Tuesday, April 3, 2012

What I would have said (a short political soapbox)

I’ve been hearing a lot about Nikki Haley lately. If you haven’t, she’s the governor of South Carolina. An Indian-American Republican woman. I think I like her. She seems articulate, intelligent, friendly, and conservative. However, I saw a short clip of her appearance on The View today, and she was asked this question: Most people think of women as liberals. How do you reconcile being a woman and a Republican with conservative values? How does that reflect on women’s issues? (I’ve paraphrased the question.) Her answer was something along the lines of, “Women don’t care about contraception; they care about jobs, the economy, raising their families . . ..” In her defense I think what she meant was that women don’t care *only* about contraception, which the media are making into an enormous distraction from real issues, but her answer did not go over well. However, the question got me thinking, and I’d like to give a different answer. So, here’s what I would have said:

There is no such thing as a “woman’s issue.” There are just issues. If the media or anyone else were to characterize something as a “men’s issue,” women would have a conniption. Imagine if we called war a “men’s issue.” Or the stock market. Or firefighter safety. Anything that men do, or historically have, participated in more often than women. We would be outraged, and rightly so. Those things affect all of us, and we should all be entitled to have an opinion and a say regarding them.

The same is true of contraception. Abortion. Rape shield laws. All of the things that feminists tout as “women’s issues” affect us all. A woman may be the only one who can have an abortion, but a man fathered the child. The child would have grown up to be a man or a woman; we don’t know which. The woman who has the abortion has a father, perhaps a brother. Does it not affect them? What about the rest of the unnamed, unknown individuals whose lives may have been changed by the existence of the child who was never born?

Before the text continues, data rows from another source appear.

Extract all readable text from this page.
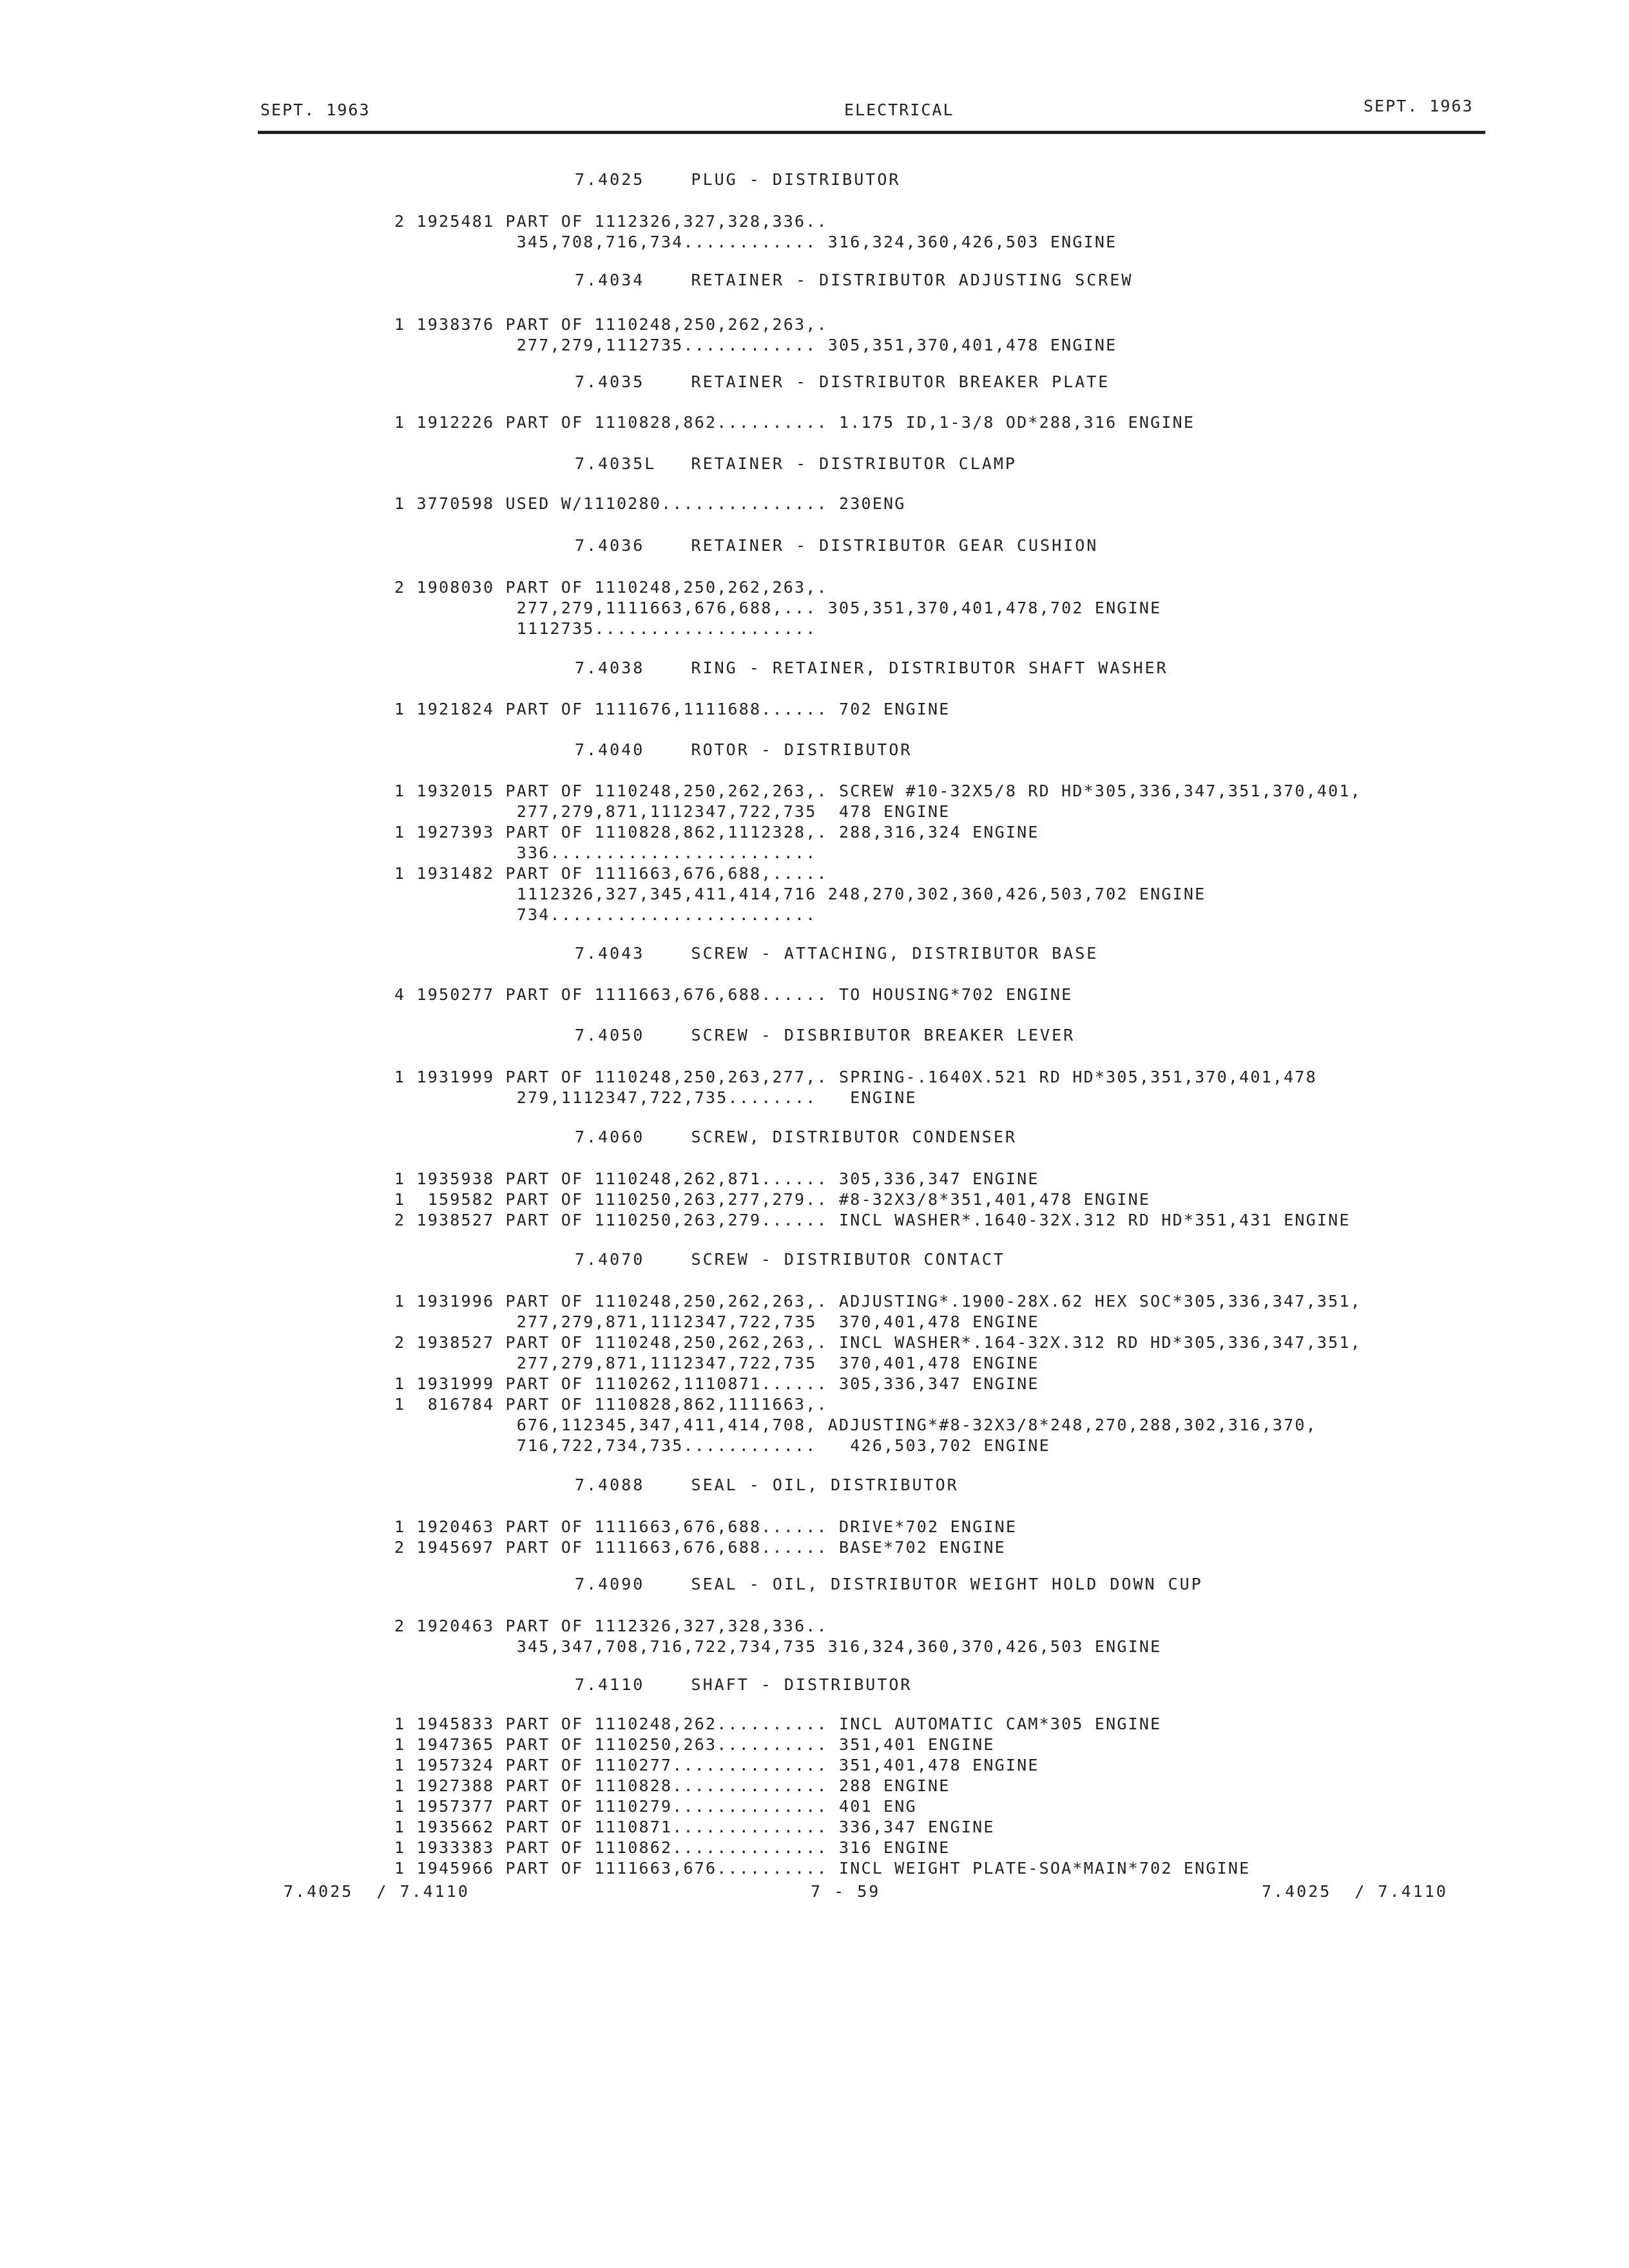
SEPT. 1963	ELECTRICAL	SEPT. 1963
7.4025    PLUG - DISTRIBUTOR
2 1925481 PART OF 1112326,327,328,336..
345,708,716,734............ 316,324,360,426,503 ENGINE
7.4034    RETAINER - DISTRIBUTOR ADJUSTING SCREW
1 1938376 PART OF 1110248,250,262,263,.
277,279,1112735............ 305,351,370,401,478 ENGINE
7.4035    RETAINER - DISTRIBUTOR BREAKER PLATE
1 1912226 PART OF 1110828,862.......... 1.175 ID,1-3/8 OD*288,316 ENGINE
7.4035L   RETAINER - DISTRIBUTOR CLAMP
1 3770598 USED W/1110280............... 230ENG
7.4036    RETAINER - DISTRIBUTOR GEAR CUSHION
2 1908030 PART OF 1110248,250,262,263,.
277,279,1111663,676,688,... 305,351,370,401,478,702 ENGINE
1112735....................
7.4038    RING - RETAINER, DISTRIBUTOR SHAFT WASHER
1 1921824 PART OF 1111676,1111688...... 702 ENGINE
7.4040    ROTOR - DISTRIBUTOR
1 1932015 PART OF 1110248,250,262,263,. SCREW #10-32X5/8 RD HD*305,336,347,351,370,401,
277,279,871,1112347,722,735  478 ENGINE
1 1927393 PART OF 1110828,862,1112328,. 288,316,324 ENGINE
336........................
1 1931482 PART OF 1111663,676,688,.....
1112326,327,345,411,414,716 248,270,302,360,426,503,702 ENGINE
734........................
7.4043    SCREW - ATTACHING, DISTRIBUTOR BASE
4 1950277 PART OF 1111663,676,688...... TO HOUSING*702 ENGINE
7.4050    SCREW - DISBRIBUTOR BREAKER LEVER
1 1931999 PART OF 1110248,250,263,277,. SPRING-.1640X.521 RD HD*305,351,370,401,478
279,1112347,722,735........   ENGINE
7.4060    SCREW, DISTRIBUTOR CONDENSER
1 1935938 PART OF 1110248,262,871...... 305,336,347 ENGINE
1  159582 PART OF 1110250,263,277,279.. #8-32X3/8*351,401,478 ENGINE
2 1938527 PART OF 1110250,263,279...... INCL WASHER*.1640-32X.312 RD HD*351,431 ENGINE
7.4070    SCREW - DISTRIBUTOR CONTACT
1 1931996 PART OF 1110248,250,262,263,. ADJUSTING*.1900-28X.62 HEX SOC*305,336,347,351,
277,279,871,1112347,722,735  370,401,478 ENGINE
2 1938527 PART OF 1110248,250,262,263,. INCL WASHER*.164-32X.312 RD HD*305,336,347,351,
277,279,871,1112347,722,735  370,401,478 ENGINE
1 1931999 PART OF 1110262,1110871...... 305,336,347 ENGINE
1  816784 PART OF 1110828,862,1111663,.
676,112345,347,411,414,708, ADJUSTING*#8-32X3/8*248,270,288,302,316,370,
716,722,734,735............   426,503,702 ENGINE
7.4088    SEAL - OIL, DISTRIBUTOR
1 1920463 PART OF 1111663,676,688...... DRIVE*702 ENGINE
2 1945697 PART OF 1111663,676,688...... BASE*702 ENGINE
7.4090    SEAL - OIL, DISTRIBUTOR WEIGHT HOLD DOWN CUP
2 1920463 PART OF 1112326,327,328,336..
345,347,708,716,722,734,735 316,324,360,370,426,503 ENGINE
7.4110    SHAFT - DISTRIBUTOR
1 1945833 PART OF 1110248,262.......... INCL AUTOMATIC CAM*305 ENGINE
1 1947365 PART OF 1110250,263.......... 351,401 ENGINE
1 1957324 PART OF 1110277.............. 351,401,478 ENGINE
1 1927388 PART OF 1110828.............. 288 ENGINE
1 1957377 PART OF 1110279.............. 401 ENG
1 1935662 PART OF 1110871.............. 336,347 ENGINE
1 1933383 PART OF 1110862.............. 316 ENGINE
1 1945966 PART OF 1111663,676.......... INCL WEIGHT PLATE-SOA*MAIN*702 ENGINE
7.4025  / 7.4110	7 - 59	7.4025  / 7.4110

How about the husband whose wife can’t have children because of a complication from an abortion she had years before?

To say that abortion is a “woman’s issue” is absurd. All issues affect all people. Not to mention the fact that even if they don’t directly affect me, I can still have an opinion about them. My personal life is not affected very much by the child-trafficking industry in southeast Asia, but I certainly have an opinion about it.

You can come down on either side of an issue. Maybe you believe more strongly in a woman’s right to have an abortion. Maybe you believe more strongly in a child’s right to be born. Regardless of what gender you are, you get to choose which opinion to have. Don’t tell me I have to support abortion rights or that I must support a mandate for health care or contraception just because I am a woman.

The same is true of “race issues.” How dare we try to make all black people fit into a mold? A black man may be conservative; he may be liberal. A black woman may choose to send her child to public school; she may homeschool. She may support affirmative action; she may believe it is unconstitutional. Give her the option to use her God-given brain and form an opinion.

How would I reconcile being a woman and a conservative? Easy. I’m a person with an intellect, and I have used it to draw conclusions about what I support and what I do not. It’s called freedom, and I'm a fan of it.